Une modestie excessive, farouche même, t’a persuadé que tu n’avais rien d’utile à communiquer personnellement, et, dédaignant de te résumer, tu as tout appris et tout donné, tes collections, tes observations, tes découvertes, à quiconque a bien voulu s’en servir. Ta vie s’est écoulée dans une sorte de contemplation attentive dont je ne comprends que trop les délices, mais que j’eusse voulu dans ce temps-là rendre féconde chez toi par une manifestation de ta volonté. Tu es resté inébranlable, je dirais impassible, si je ne connaissais la solidité de tes muettes affections et l’enthousiasme de tes admirations secrètes. Tu avais une philosophie pratique mieux formulée en toi-même que je ne le supposais; avais-je raison, avais-je tort de la combattre?

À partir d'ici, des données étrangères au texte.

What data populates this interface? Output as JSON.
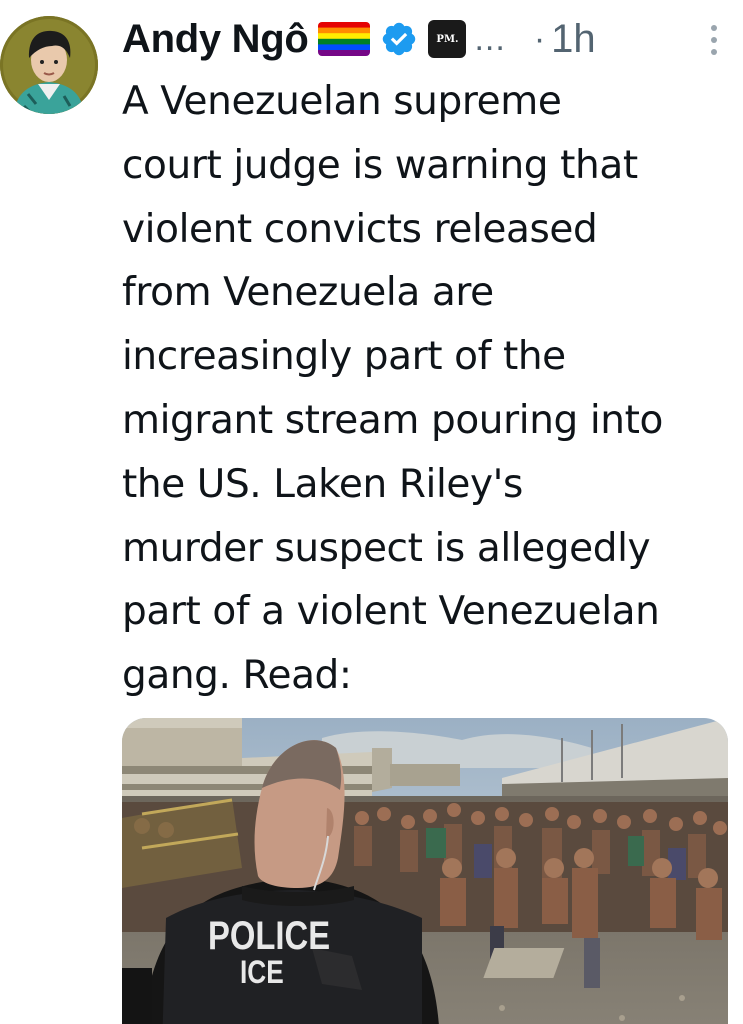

Assis un instant pour reprendre haleine sur une pierre du sentier de ce bout du monde fictif où s’enferma pour n’en plus sortir M. de Cérisy, je me demandais sérieusement si j’étais arrivé moi-même à une limite quelconque de mon activité, et si tu n’avais pas été beaucoup plus sage que moi en limitant la tienne dès ta jeunesse à l’exercice paisible et soutenu de ton intelligence, sans aucun souci de la faire connaître en dehors de l’intimité.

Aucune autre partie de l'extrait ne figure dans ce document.